Of course, the intuitive arguments for the constant-time learning behavior of windowing could equally well apply to the decision tree learning method. However, the experimental evidence seems to show that in that case the learning time is at least linear in the number of examples. Why does windowing work better with rule learning algorithms than with decision tree learning algorithms?

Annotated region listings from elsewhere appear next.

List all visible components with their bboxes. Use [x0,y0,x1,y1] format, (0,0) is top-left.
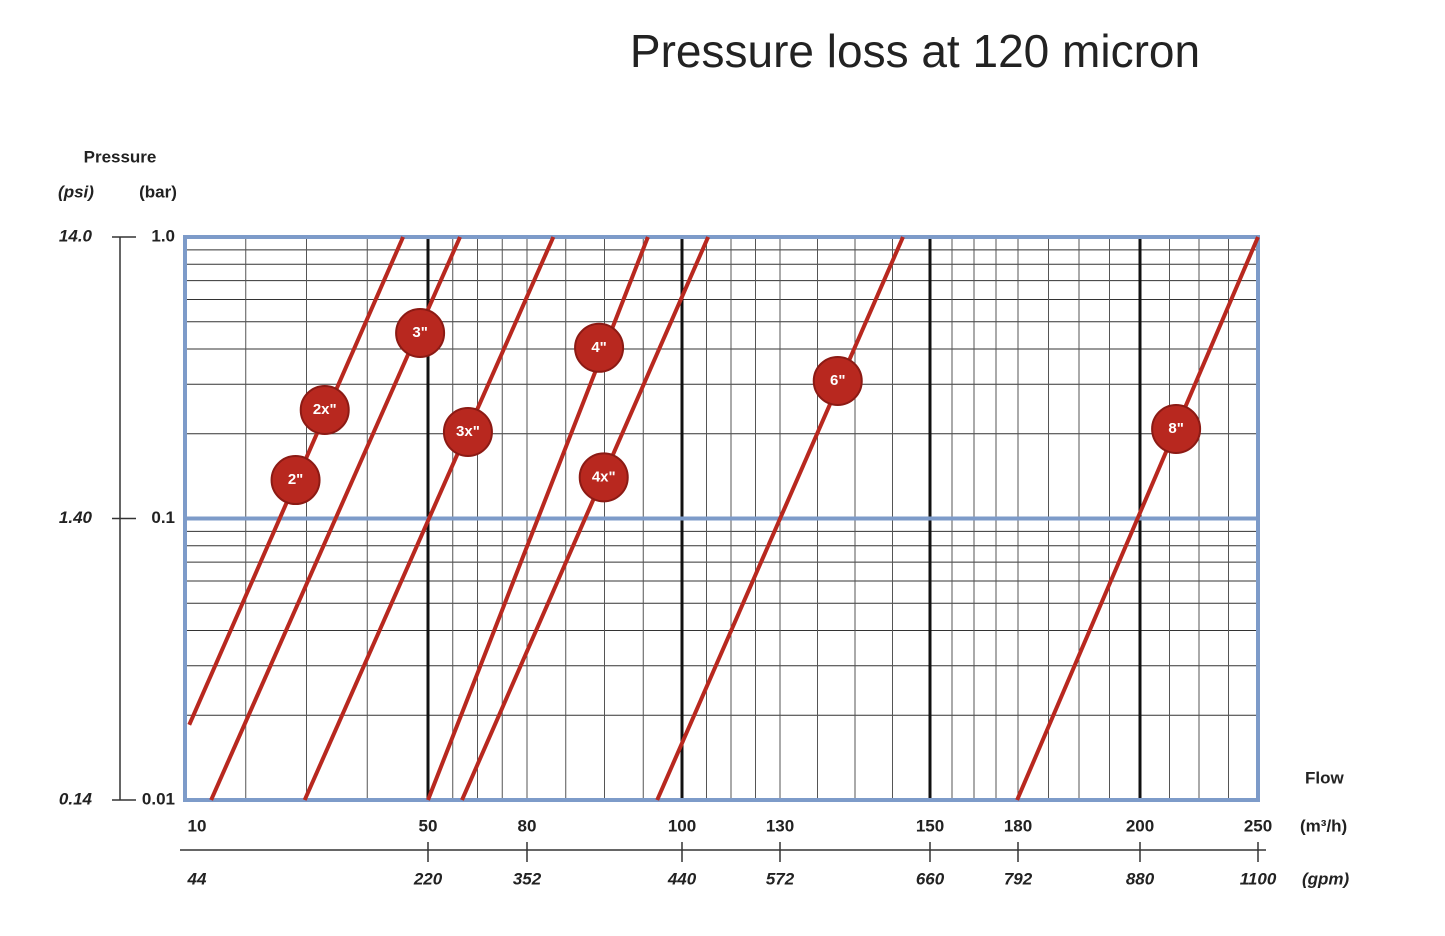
series-line [1015,236,1260,801]
size-marker [395,308,446,359]
x-tick-label: 200 [1126,816,1154,835]
x-tick-label: 10 [188,816,207,835]
x2-tick-label: 44 [187,869,207,888]
size-label: 8" [1168,420,1183,437]
x2-tick-label: 440 [667,869,697,888]
x-unit: (m³/h) [1300,816,1347,835]
size-label: 4x" [592,468,616,485]
x2-tick-label: 572 [766,869,795,888]
y2-unit: (psi) [58,182,94,201]
x-tick-label: 130 [766,816,794,835]
size-marker [270,455,321,506]
x2-tick-label: 792 [1004,869,1033,888]
x-tick-label: 250 [1244,816,1272,835]
chart-title: Pressure loss at 120 micron [630,25,1200,77]
y2-tick-label: 1.40 [59,508,93,527]
x2-tick-label: 352 [513,869,542,888]
x-tick-label: 80 [518,816,537,835]
y-label: Pressure [84,147,157,166]
y-tick-label: 1.0 [151,226,175,245]
x-tick-label: 150 [916,816,944,835]
size-label: 3x" [456,423,480,440]
series-line [302,236,556,801]
y-tick-label: 0.01 [142,789,175,808]
size-label: 6" [830,372,845,389]
size-marker [812,355,863,406]
x2-tick-label: 660 [916,869,945,888]
x2-tick-label: 220 [413,869,443,888]
size-label: 3" [412,324,427,341]
size-marker [299,384,350,435]
x-label: Flow [1305,768,1344,787]
size-label: 2" [288,471,303,488]
size-marker [1151,403,1202,454]
x2-tick-label: 880 [1126,869,1155,888]
y2-tick-label: 14.0 [59,226,93,245]
x-tick-label: 100 [668,816,696,835]
x2-tick-label: 1100 [1240,869,1277,888]
x-tick-label: 50 [419,816,438,835]
size-marker [442,406,493,457]
x2-unit: (gpm) [1302,869,1350,888]
x-tick-label: 180 [1004,816,1032,835]
size-marker [578,452,629,503]
series-line [460,236,710,801]
size-label: 2x" [313,401,337,418]
y2-tick-label: 0.14 [59,789,93,808]
size-label: 4" [591,339,606,356]
y-tick-label: 0.1 [151,508,175,527]
size-marker [574,322,625,373]
plot-frame [183,235,1260,802]
series-line [655,236,905,801]
y-unit: (bar) [139,182,177,201]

To understand this behavior, let us take a closer look at the characteristics of windowing. Contrary to random sub-sampling, which will retain the distribution of examples of the original training set in the subsample, windowing purposefully tries to skew this example distribution by adding only examples that are misclassified by the current theory. As an example, consider the KRK illegality domain, where the task is to discriminate legal from illegal positions in a king-rook-king chess endgame, given features that compare the coordinates of two pieces and determine whether they are equal or adjacent, or whether one is between the others.

rule	examples	perc.
`A = C, B = D.`	4,096	1.563%
`C = E, D = F.`	4,032	1.538%
`adjacent(A,E), adjacent(B,F).`	30,072	11.472%
`C = E, A \= C.`	22,932	8.748%
`D = F, B \= D.`	22,932	8.748%
`C = E, not between(B,D,F).`	1,456	0.555%
`D = F, not between(A,C,E).`	1,456	0.555%

Table 1 shows the body of 7 rules that form a correct theory for illegal KRK positions in a first-order logic representation. The head of each rule is the literal illegal(A,B,C,D,E,F). Next to the rules we give the number of different positions that are covered by the rule, along with their percentage out of the total of 262,144 different examples. About a third of the positions are illegal.⁴ One can see that rules 3, 4, and 5 each cover more than 20,000 examples. They are usually easily found from small random samples of the dataset. On the other hand, rules 1 and 2, and in particular 6 and 7 cover a significantly smaller number of examples. In order to obtain enough examples for learning these rules, one has to take a much larger random sample of the data.⁵ This problem is closely related to the small disjuncts problem discussed by [34].

How does windowing deal with this situation? Recall that it starts with a small random subsample of the available training data, and successively adds examples that are misclassified by the previously learned theory to this window. By doing so it skews the distribution of examples in a way that increases the proportion of examples covered by rules that are hard to learn, thereby decreasing the proportion of examples covered by rules that are easy to learn. Thus for each individual rule in the target theory, windowing tries to identify a minimum number of examples from which the rule can be learned.